To assist Kawandama Hills Plantation with their mission, LWT agreed to place a sustainable charcoal container outlet in the parking area of our wildlife centre. Their employees are always present during our daytime operating hours to sell both 5kg and 15kg bags. Most people buy charcoal at dusk on the way home so our wildlife centre is well placed for such purchases. In their latest innovative move, Kwandama Hills Plantation has developed a natural hand sanitiser that can protect against COVID19 transmission for up to 3 hours. This can also be bought from our sanctuary charcoal outlet.
ICCM is a Malawi registered social enterprise dedicated to effective education, practical waste reduction and the ethical recycling or reuse of resources. They’re developing waste management hubs throughout Lilongwe. These provide convenient and affordable ways for communities to recycle their waste while also creating spaces where people can come and learn about the importance of waste management, and how to generate income through waste innovation.
For the last few years our wildlife centre has provided a space for one such hub. Stating in July, ICCM will be with us every Thursday and Saturday from 9am until 5pm. People can stop by the far end of our car park on Kenyatta Drive to deposit any amount of recycling for just 2000mwk. All proceeds go towards ICCM projects.
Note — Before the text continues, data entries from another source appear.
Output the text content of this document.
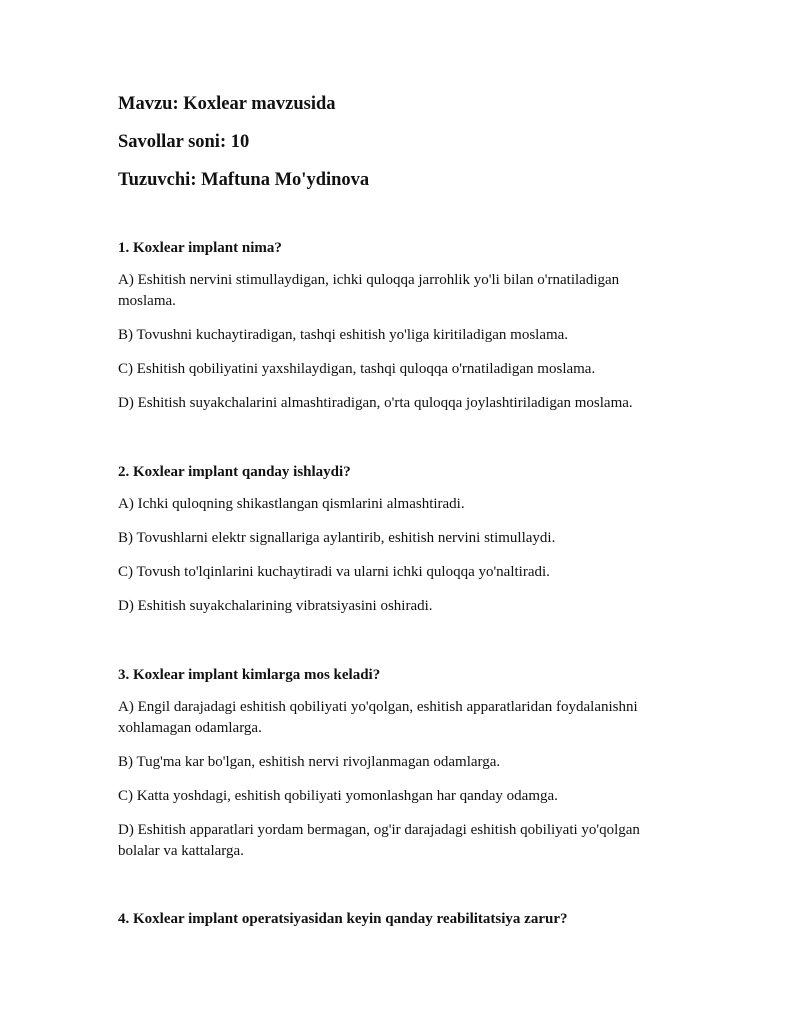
Mavzu: Koxlear mavzusida

Savollar soni: 10

Tuzuvchi: Maftuna Mo'ydinova

1. Koxlear implant nima?

A) Eshitish nervini stimullaydigan, ichki quloqqa jarrohlik yo'li bilan o'rnatiladigan moslama.

B) Tovushni kuchaytiradigan, tashqi eshitish yo'liga kiritiladigan moslama.

C) Eshitish qobiliyatini yaxshilaydigan, tashqi quloqqa o'rnatiladigan moslama.

D) Eshitish suyakchalarini almashtiradigan, o'rta quloqqa joylashtiriladigan moslama.

2. Koxlear implant qanday ishlaydi?

A) Ichki quloqning shikastlangan qismlarini almashtiradi.

B) Tovushlarni elektr signallariga aylantirib, eshitish nervini stimullaydi.

C) Tovush to'lqinlarini kuchaytiradi va ularni ichki quloqqa yo'naltiradi.

D) Eshitish suyakchalarining vibratsiyasini oshiradi.

3. Koxlear implant kimlarga mos keladi?

A) Engil darajadagi eshitish qobiliyati yo'qolgan, eshitish apparatlaridan foydalanishni xohlamagan odamlarga.

B) Tug'ma kar bo'lgan, eshitish nervi rivojlanmagan odamlarga.

C) Katta yoshdagi, eshitish qobiliyati yomonlashgan har qanday odamga.

D) Eshitish apparatlari yordam bermagan, og'ir darajadagi eshitish qobiliyati yo'qolgan bolalar va kattalarga.

4. Koxlear implant operatsiyasidan keyin qanday reabilitatsiya zarur?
Promoting upcycling can go a long way to creating a clean and waste free Malawi. From the deposited recycling, ICCM produce recycled greeting cards, paper jewellery, glassware from bottles and weaved plastic bins for office spaces and events. The wildlife centre gift shop sells some of these recycled wares.
LWT also utilises some of the raw materials to create eco bricks and briquettes as part of our own education programmes. Like Kawandama Hills Plantation’s sustainable charcoal, these briquettes can be used for household needs instead of wood.